Coordination of Benefits. If you or your dependents have coverage under more than one health plan, “coordination of benefits” rules determine which pays first. The “primary payer” pays what it owes on your bills first, and then sends the rest to the “secondary payer” to pay. In some cases, there may also be a “third payer.”
Coordination of benefits rules make it possible for insureds to receive coverage for up to 100 percent of their claim amount, but not more. Many insurers follow coordination of benefits rules set by the National Association of Insurance Commissioners (NAIC). These rules generally set the order of payment as:
1 The plan without coordination of benefits provisions.
2 An employer’s group plan, if you are the employee. Your employer’s plan will cover your spouse on a secondary payer basis if he/she has coverage under his/her own employer’s plan.
3 An active employee plan, versus a retiree plan. If you are working and also have coverage as a retiree under another employer’s plan, the plan of the employer you are currently working for would become primary.

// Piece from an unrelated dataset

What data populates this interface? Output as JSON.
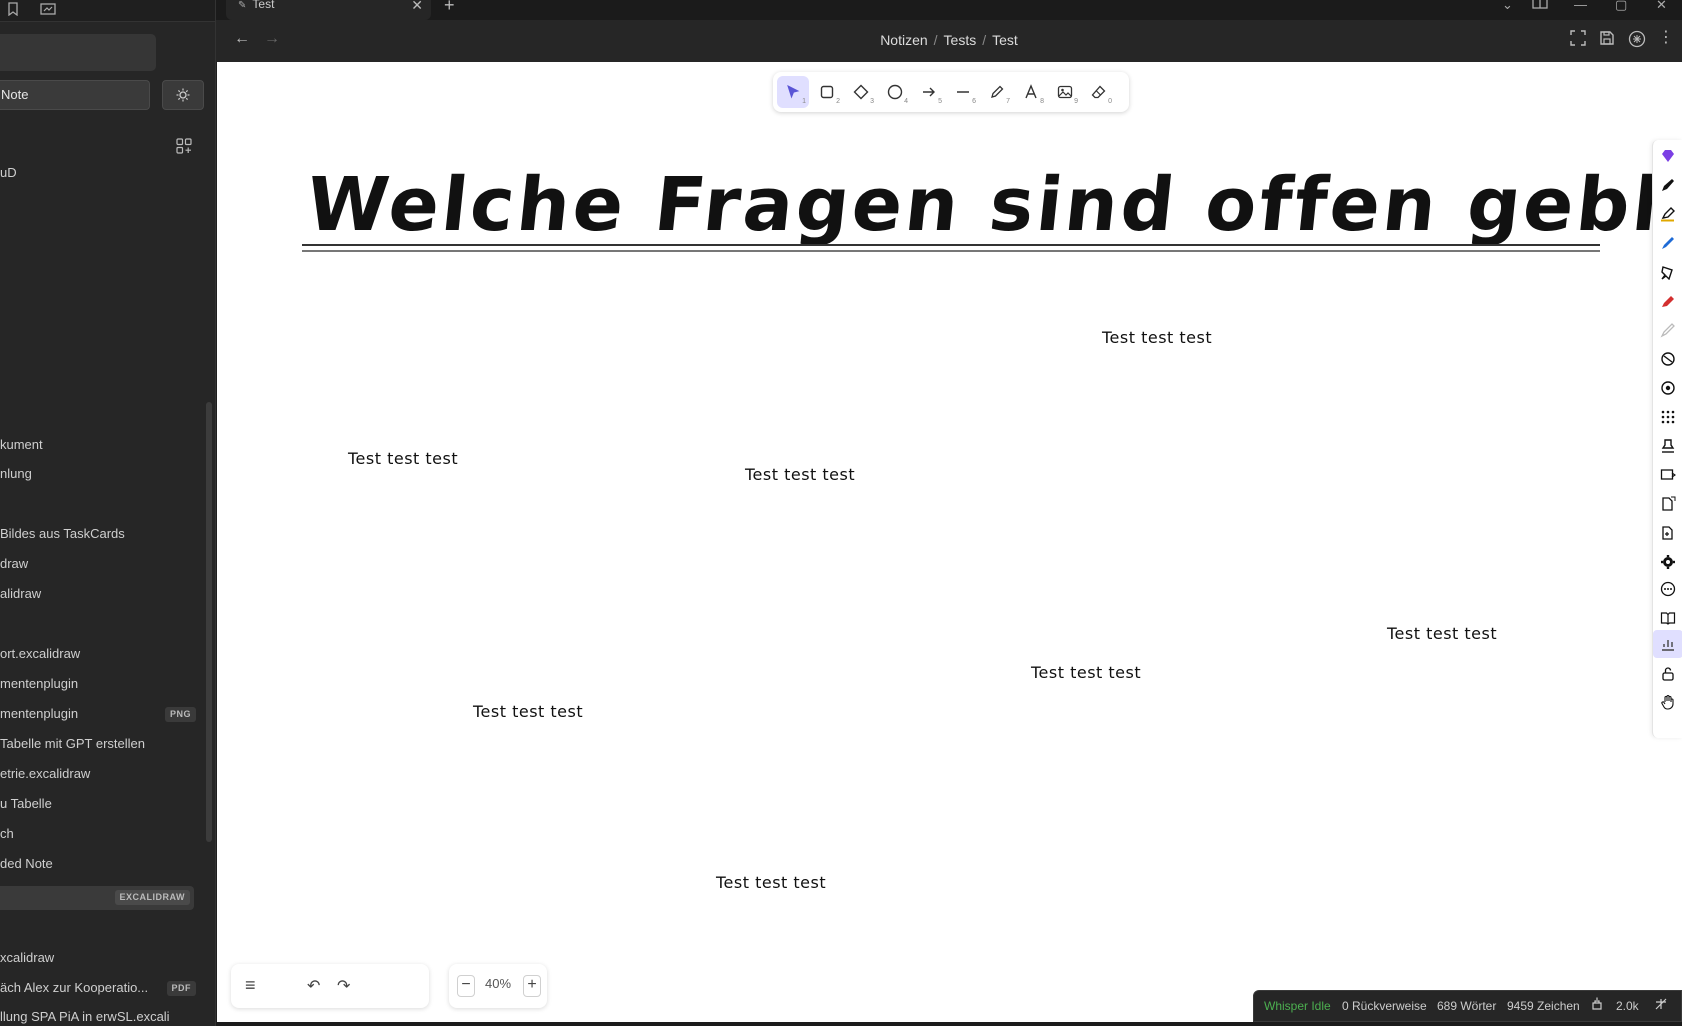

4 Children who have coverage under both parents’ group plans would have primary coverage under the plan of the parent whose birthday is earlier in the year. For example, Beth and Dave both have employer-sponsored coverage for their children. Beth’s birthday is in January and Dave’s is in March. Beth’s plan would be the primary payer; Dave’s the secondary. In cases of divorce, the plan of the parent financially responsible for the child’s healthcare generally becomes the primary payer.
5 If none of these rules apply, the plan you’ve had the longest will be considered the primary plan.
Different rules apply for those who have Medicare plus private health insurance; for specifics, go to www.medicare.gov and type in “who pays first.”
Doctors and other healthcare providers might have a working knowledge of what a health plan will pay, but they can’t be experts in all of them. To avoid surprises, review your plan to ensure it covers any elective procedures or treatments before scheduling them. If you’re unsure, or if your healthcare provider recommends an uncovered or experimental treatment, ask your insurer if it will provide coverage.